Lakewood Ranch Herald

New Irish Celtic Festival venue in Lakewood Ranch is a hit with festivalgoers

LAKEWOOD RANCH -- Mike Daly was born in Dublin, Ireland, and came to the United States when he was 21 years old.

Now a Boston resident who spends the winter in Bradenton with his wife, Eileen, of 53 years, he said he couldn't wait to participate in the fourth annual Irish Celtic Festival Saturday, Lakewood Ranch's version of St. Patrick's Day celebrations.

"As children, we were taught there's a time to pray, a time to work, a time to sleep and a time to party and forget about everything, and that's what we Irish do -- everything in that order," Daly said, while taking in the music of the Blue-Eyed Bettys, a harmony-driven string band from New York City with Sarasota roots.

While the March sun blazed down on the crowd of festival-goers, many of whom had brought their dogs out to enjoy the day, young Irish and Scottish dancers, bagpipers and the Celtic Misfits rock band performed on a stage set up on the grounds of Adventure Park in Greenbrook Village, a new location for the festival.

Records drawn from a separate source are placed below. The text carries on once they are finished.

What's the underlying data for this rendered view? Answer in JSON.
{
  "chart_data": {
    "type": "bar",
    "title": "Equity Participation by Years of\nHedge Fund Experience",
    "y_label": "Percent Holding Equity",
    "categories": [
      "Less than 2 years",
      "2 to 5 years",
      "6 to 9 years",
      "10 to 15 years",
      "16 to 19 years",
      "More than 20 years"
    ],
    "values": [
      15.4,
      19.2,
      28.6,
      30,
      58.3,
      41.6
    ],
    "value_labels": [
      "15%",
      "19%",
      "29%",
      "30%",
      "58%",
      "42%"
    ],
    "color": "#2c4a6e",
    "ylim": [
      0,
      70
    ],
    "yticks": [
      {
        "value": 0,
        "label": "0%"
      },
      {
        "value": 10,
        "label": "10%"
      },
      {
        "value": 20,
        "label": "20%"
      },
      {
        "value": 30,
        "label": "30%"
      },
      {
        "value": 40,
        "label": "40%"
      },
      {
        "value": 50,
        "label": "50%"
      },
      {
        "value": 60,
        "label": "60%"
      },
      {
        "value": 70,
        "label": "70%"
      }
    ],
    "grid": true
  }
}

The celebration is hosted each year by Lakewood Ranch Communities Activities and chief organizer Frank Shea of Lakewood Ranch.

The festival got under way in the morning with a Lucky Dog Parade around the dog park, followed by a doggie contest where 35 canines competed for the Cutest, Most Irish-Decorated and Favorite Dog/Owner Look-Alike. Proceeds from the dog parade and contest were donated to the Humane Society of Lakewood Ranch, which brought some puppies and older dogs to the festival, hoping to find families that would adopt them. "The festival has been fantastic so far," said Shea, who

was asked about the change of venue from Central Park, where it had been held in prior years. "This year, we've had some beautiful families come out with four or five dogs of the same breed, which is nice to see," he added.

Another "first" for the Lakewood Ranch Irish Celtic festival was a Celtic sports tradition called hurling, believed to be the world's oldest field game, which combines the skills of baseball, hockey and lacrosse using a stick called a "hurley."

The Tampa Bay and Orlando Hurling Clubs participated in a match that included 21-year-old Daniel Magee, of Ireland, who is studying hospitality at the University of Ulster, and is in Florida for hands-on learning at a country club on the Atlantic Coast.

Magee said he was impressed by Lakewood Ranch's love of all things Irish.

"This is definitely more than what I expected. It's great to see the culture being promoted and such a big passion for Ireland," he said.

Festival-goers also were treated this year to craft beers from Ireland and Scotland as well as booths featuring Irish handicrafts and history by the Manasota chapter of the New World Celts, a local nonprofit dedicated to the promotion of Irish culture.

Peggy Sporer of River Club, who said her grandparents came from Ireland, brought her Gaelic pride to the festival along with her sister, Kathleen, who was visiting from Delaware. "I think it's great that they do this and I especially love all the Irish dancing," she said.

Mike Russell, who moved with his wife, Maryann, to Lakewood Ranch last year from Boston, agreed that the Irish Celtic Festival is special. "It's just fun to see all the families, the kids and the dogs and listen to all the good music. It's definitely a good time."